Rzeczywiście jesteście taką parą, która potrafi jeździć wielokrotnie w to samo miejsce, nie mówię, że za granicą, ale nawet tu, wokół komina. I za każdym razem coś nowego wynajdujecie.
– Wiesz, we własnej szafie szukamy czegoś i zawsze wynajdujemy jakieś inne rzeczy. Trzy razy szukamy, a dopiero za czwartym trafiamy na to, co trzeba. No to co chcesz od terenu? Takie to moje porównanie. Patrzysz na wszystko i nie widzisz. Dopiero za którymś razem, jak już się opatrzysz, to dostrzegasz coś nowego, a to leży tam już od setek lat.
Czym dla ciebie jest podróżowanie?
– Formą wypoczynku i życia. Bo przecież wypoczywa się też.
A jak się tak najedziesz, najedziesz, najedziesz, bywasz zmęczony?
– Raczej nie.
Niektórzy są zmęczeni po 100 km, a ty jedziesz w świat, nie znasz tras, bo zwykle wybieracie boczne drogi. To musi męczyć.
– Nie, nie. A główne drogi są dla ludzi, którzy nie wiedzą, co chcą zobaczyć. Po drodze jest bardzo dużo do zobaczenia. To zupełnie inny świat. I okazuje się, że punkt docelowy nie jest potrzebny, bo zobaczyłeś już tyle rzeczy. Czasem nawet ciekawszych. Autobus nie zrobi takiej wycieczki, a ty możesz.
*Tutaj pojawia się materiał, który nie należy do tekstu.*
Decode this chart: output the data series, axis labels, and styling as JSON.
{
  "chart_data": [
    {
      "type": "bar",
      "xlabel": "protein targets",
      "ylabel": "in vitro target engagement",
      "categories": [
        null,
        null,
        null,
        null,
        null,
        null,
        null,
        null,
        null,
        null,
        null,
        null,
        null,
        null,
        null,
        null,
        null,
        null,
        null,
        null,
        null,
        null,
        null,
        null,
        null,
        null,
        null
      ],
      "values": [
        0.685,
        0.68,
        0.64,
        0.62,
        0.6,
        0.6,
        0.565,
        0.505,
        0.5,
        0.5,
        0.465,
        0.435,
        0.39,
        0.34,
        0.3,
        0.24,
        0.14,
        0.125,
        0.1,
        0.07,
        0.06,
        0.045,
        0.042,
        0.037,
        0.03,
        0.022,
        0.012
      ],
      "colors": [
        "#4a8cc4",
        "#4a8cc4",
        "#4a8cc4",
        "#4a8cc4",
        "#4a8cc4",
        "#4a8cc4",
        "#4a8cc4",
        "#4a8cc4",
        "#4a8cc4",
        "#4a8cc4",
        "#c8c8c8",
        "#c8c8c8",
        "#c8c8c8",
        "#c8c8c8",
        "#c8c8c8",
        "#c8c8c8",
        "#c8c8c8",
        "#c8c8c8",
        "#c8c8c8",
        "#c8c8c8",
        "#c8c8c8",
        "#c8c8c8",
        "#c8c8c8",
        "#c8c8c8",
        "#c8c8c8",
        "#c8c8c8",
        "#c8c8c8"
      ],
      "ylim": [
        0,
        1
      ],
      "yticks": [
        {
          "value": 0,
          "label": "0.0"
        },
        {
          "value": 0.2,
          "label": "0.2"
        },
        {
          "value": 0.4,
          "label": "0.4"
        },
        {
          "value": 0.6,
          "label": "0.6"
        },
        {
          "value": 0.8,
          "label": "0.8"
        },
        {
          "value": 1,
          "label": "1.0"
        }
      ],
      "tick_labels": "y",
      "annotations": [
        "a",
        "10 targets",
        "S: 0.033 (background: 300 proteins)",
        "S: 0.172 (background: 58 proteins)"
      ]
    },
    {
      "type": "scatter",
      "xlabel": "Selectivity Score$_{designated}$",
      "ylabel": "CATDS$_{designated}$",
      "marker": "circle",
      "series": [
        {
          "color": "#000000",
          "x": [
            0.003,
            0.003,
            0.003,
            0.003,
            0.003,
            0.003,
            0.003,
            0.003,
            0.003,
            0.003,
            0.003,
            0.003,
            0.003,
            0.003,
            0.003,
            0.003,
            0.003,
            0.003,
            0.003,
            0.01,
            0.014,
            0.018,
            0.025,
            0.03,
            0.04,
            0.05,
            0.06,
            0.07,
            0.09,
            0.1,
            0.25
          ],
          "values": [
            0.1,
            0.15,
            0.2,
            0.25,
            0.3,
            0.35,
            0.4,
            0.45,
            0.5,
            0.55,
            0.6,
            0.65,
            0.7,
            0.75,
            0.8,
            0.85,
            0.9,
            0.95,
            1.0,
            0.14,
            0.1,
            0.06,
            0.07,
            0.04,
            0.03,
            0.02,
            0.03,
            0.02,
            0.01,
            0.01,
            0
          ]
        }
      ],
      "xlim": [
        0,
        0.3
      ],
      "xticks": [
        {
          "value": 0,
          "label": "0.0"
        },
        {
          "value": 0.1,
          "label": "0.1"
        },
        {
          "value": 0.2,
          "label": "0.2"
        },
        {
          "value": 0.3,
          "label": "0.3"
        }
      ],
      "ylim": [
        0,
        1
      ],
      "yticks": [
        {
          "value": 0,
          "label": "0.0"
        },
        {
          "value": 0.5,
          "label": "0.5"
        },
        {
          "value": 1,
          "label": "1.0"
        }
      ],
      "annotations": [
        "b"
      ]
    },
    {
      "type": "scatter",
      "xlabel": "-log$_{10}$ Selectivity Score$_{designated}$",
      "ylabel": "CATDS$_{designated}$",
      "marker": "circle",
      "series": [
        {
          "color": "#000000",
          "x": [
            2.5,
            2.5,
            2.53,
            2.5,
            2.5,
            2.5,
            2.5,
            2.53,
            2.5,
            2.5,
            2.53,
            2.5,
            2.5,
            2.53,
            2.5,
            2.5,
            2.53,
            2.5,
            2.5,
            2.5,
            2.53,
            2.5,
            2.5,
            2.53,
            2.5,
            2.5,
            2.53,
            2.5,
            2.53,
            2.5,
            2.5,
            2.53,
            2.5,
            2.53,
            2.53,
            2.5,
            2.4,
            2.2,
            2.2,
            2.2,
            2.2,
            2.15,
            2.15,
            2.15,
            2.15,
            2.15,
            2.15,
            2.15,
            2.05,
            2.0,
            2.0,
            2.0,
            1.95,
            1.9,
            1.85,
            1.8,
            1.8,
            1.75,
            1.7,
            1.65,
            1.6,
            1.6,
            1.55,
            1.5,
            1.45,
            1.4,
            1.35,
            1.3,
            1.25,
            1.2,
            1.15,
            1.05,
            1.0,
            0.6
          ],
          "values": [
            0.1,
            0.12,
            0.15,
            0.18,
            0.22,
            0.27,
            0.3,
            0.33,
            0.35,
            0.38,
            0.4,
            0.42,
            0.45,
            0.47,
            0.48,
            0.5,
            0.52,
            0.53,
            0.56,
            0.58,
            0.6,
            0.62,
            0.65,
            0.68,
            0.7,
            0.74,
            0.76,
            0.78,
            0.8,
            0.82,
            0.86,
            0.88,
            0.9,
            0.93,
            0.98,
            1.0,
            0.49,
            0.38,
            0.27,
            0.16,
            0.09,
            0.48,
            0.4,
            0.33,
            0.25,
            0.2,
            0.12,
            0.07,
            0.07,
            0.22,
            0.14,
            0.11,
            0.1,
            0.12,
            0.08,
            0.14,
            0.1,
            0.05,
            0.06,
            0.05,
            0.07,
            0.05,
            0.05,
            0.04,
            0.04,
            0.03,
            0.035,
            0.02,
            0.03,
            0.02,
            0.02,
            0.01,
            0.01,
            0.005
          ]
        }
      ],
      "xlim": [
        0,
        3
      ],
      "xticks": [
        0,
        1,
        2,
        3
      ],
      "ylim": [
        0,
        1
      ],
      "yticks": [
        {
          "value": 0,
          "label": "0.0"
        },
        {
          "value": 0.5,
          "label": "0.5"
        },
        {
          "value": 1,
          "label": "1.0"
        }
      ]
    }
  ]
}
Poza tym że chciałbyś wrócić do różnych miejsc jeszcze raz, co jeszcze chciałbyś zobaczyć?
– Jest kilka takich podróży. Głębokie Włochy. Ale trasa okrężna przez Morze Śródziemne do Rumunii. Grecja może być. Może być Turcja. Może Gruzja. Ale będąc w Turcji, jesteś prawie w Gruzji. Tylko odległość dzieli, a ląd jest ten sam. Planów mamy sporo. I ciągle się przekładają. Mieliśmy np. bilety do Stanów Zjednoczonych z miejscem bazowania w Chicago. Ale przyszła pandemia, no to stwierdziliśmy, że już sobie darujemy. Nie te lata. Nie ten czas, żeby lecieć. Ale włóczyć się trzeba. A ludzie którzy siedzą w domu tracą życie. Wegetują tylko. Na zasadzie kawę zrobię, wypiję, obrobię sąsiadowi tyłek albo sąsiadce i nic więcej. Co roku remont łazienki. W kuchni czy w pokoju trzeba pomalować. A ja mówię: „Po co malujesz”? „Bo śmierdzi”. „To nie pal”.
Ludzie inwestują w otaczającą ich substancję, a wy w siebie i swoje podróże.
– Inaczej. Ja uważam, że mieszkanie jest dla mnie, a nie odwrotnie. Komuś może się nie podoba, że u mnie jest ciasno, bo czasami nie ma kiedy rozpakować walizek, tylko przerzucić część rzeczy. Więc u nas wygląda tak, jakbyśmy albo dopiero wrócili, albo już znowu wyjeżdżali.